Couscous with tuna
2 servings
30 minutes
Couscous with tuna is a refined dish of Moroccan cuisine that combines the tenderness of seafood with the aroma of Eastern spices and the freshness of greens. The couscous soaked in dressing becomes an ideal base for juicy tuna, which is fried in sesame, revealing a rich nutty flavor. Cherry tomatoes add a light sweetness, while arugula and corn salad provide spiciness and freshness. This recipe traces back to North African culinary traditions where simple ingredients transform into vibrant gastronomic masterpieces. Couscous with tuna is a light yet nutritious dish suitable for both festive dinners and everyday meals.

1
First, we prepare the couscous.
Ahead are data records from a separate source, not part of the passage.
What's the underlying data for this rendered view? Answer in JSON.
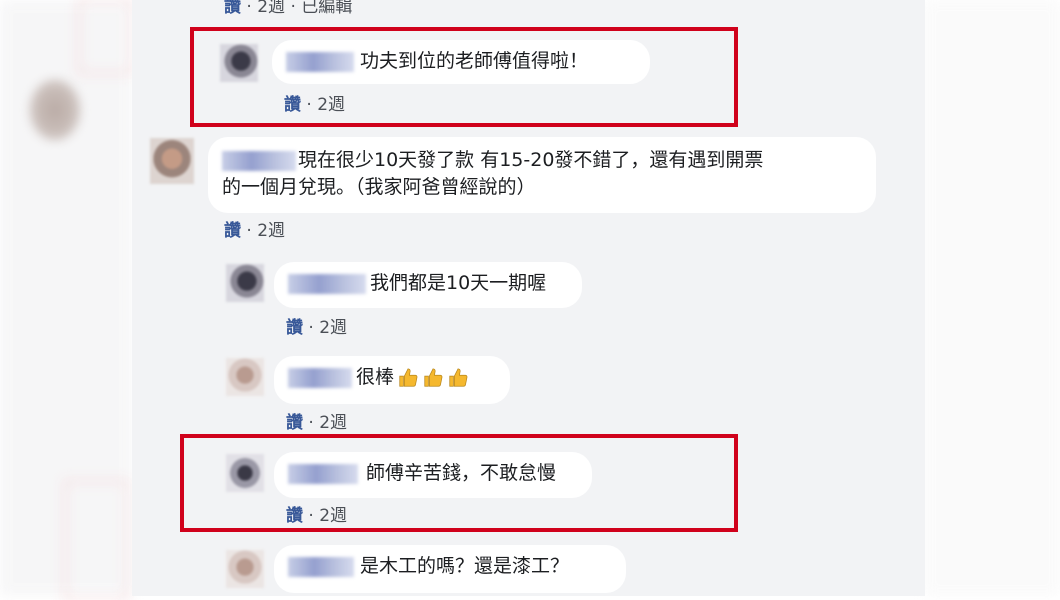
{
  "top_meta": {
    "like": "讚",
    "time": "2週",
    "edited": "已編輯"
  },
  "comments": [
    {
      "text": "功夫到位的老師傅值得啦！",
      "like": "讚",
      "time": "2週"
    },
    {
      "text_line1": "現在很少10天發了款 有15-20發不錯了，還有遇到開票",
      "text_line2": "的一個月兌現。（我家阿爸曾經說的）",
      "like": "讚",
      "time": "2週"
    },
    {
      "text": "我們都是10天一期喔",
      "like": "讚",
      "time": "2週"
    },
    {
      "text": "很棒",
      "emoji": "thumbs-up-icon",
      "like": "讚",
      "time": "2週"
    },
    {
      "text": "師傅辛苦錢，不敢怠慢",
      "like": "讚",
      "time": "2週"
    },
    {
      "text": "是木工的嗎？還是漆工？"
    }
  ],
  "colors": {
    "highlight": "#d0011b",
    "like_link": "#385898",
    "feed_bg": "#f2f3f5"
  }
}
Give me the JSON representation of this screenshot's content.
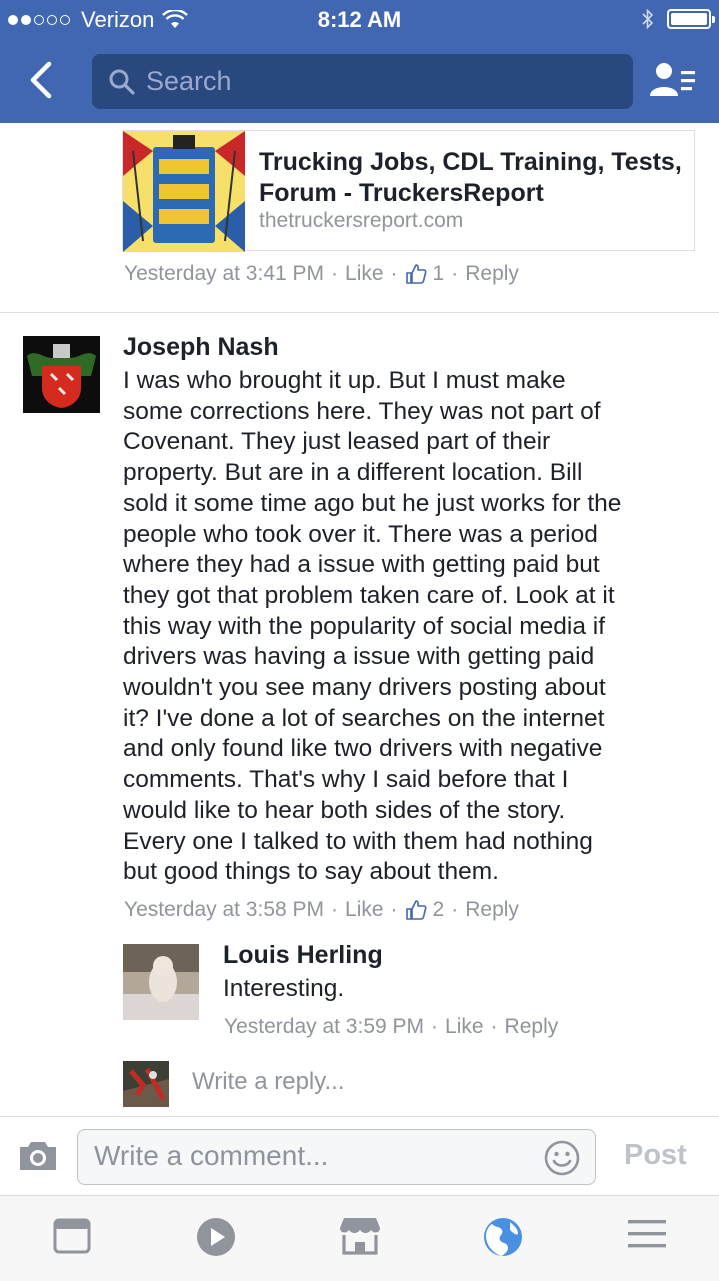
{
  "status_bar": {
    "carrier": "Verizon",
    "time": "8:12 AM"
  },
  "search": {
    "placeholder": "Search"
  },
  "link_preview": {
    "title": "Trucking Jobs, CDL Training, Tests, Forum - TruckersReport",
    "domain": "thetruckersreport.com"
  },
  "prev_comment_meta": {
    "timestamp": "Yesterday at 3:41 PM",
    "like": "Like",
    "like_count": "1",
    "reply": "Reply"
  },
  "comment": {
    "author": "Joseph Nash",
    "lines": [
      "I was who brought it up. But I must make",
      "some corrections here. They was not part of",
      "Covenant. They just leased part of their",
      "property. But are in a different location. Bill",
      "sold it some time ago but he just works for the",
      "people who took over it. There was a period",
      "where they had a issue with getting paid but",
      "they got that problem taken care of. Look at it",
      "this way with the popularity of social media if",
      "drivers was having a issue with getting paid",
      "wouldn't you see many drivers posting about",
      "it? I've done a lot of searches on the internet",
      "and only found like two drivers with negative",
      "comments. That's why I said before that I",
      "would like to hear both sides of the story.",
      "Every one I talked to with them had nothing",
      "but good things to say about them."
    ],
    "timestamp": "Yesterday at 3:58 PM",
    "like": "Like",
    "like_count": "2",
    "reply": "Reply"
  },
  "reply": {
    "author": "Louis Herling",
    "text": "Interesting.",
    "timestamp": "Yesterday at 3:59 PM",
    "like": "Like",
    "reply": "Reply"
  },
  "reply_input": {
    "placeholder": "Write a reply..."
  },
  "composer": {
    "placeholder": "Write a comment...",
    "post_label": "Post"
  },
  "tabs": [
    "news-feed-icon",
    "video-icon",
    "marketplace-icon",
    "globe-notifications-icon",
    "menu-icon"
  ],
  "colors": {
    "brand_blue": "#4267b2",
    "search_bg": "#29487d",
    "meta_gray": "#90949c",
    "active_tab": "#4a90e2"
  }
}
We pour boiling water one and a half times more than the couscous and cover it with a lid.
- Couscous: 200 g
2
Tear the arugula if the leaves are large, cut the cherry tomatoes into 4 pieces and add them to the cooked couscous. Dress with green dressing.
- Arugula: 50 g
- Cherry tomatoes: 8 pieces
- Salad dressing: 75 ml
3
We coat the tuna steaks in sesame and place them in a hot pan with sesame oil.
- Sesame seeds: 20 g
- Sesame oil: 20 ml
- Tuna: 300 g
4
We fry the tuna on high heat for a short time, as sesame oil burns very quickly. Fry the tuna on both sides for 30 seconds, depending on the thickness of your steaks, it can be less. In the end, the meat inside should remain pink! We cut the tuna diagonally into nice pieces.
5
We place couscous on plates, add tuna on top, and garnish with corn. The slice of tuna must be seasoned with freshly ground black pepper and salt.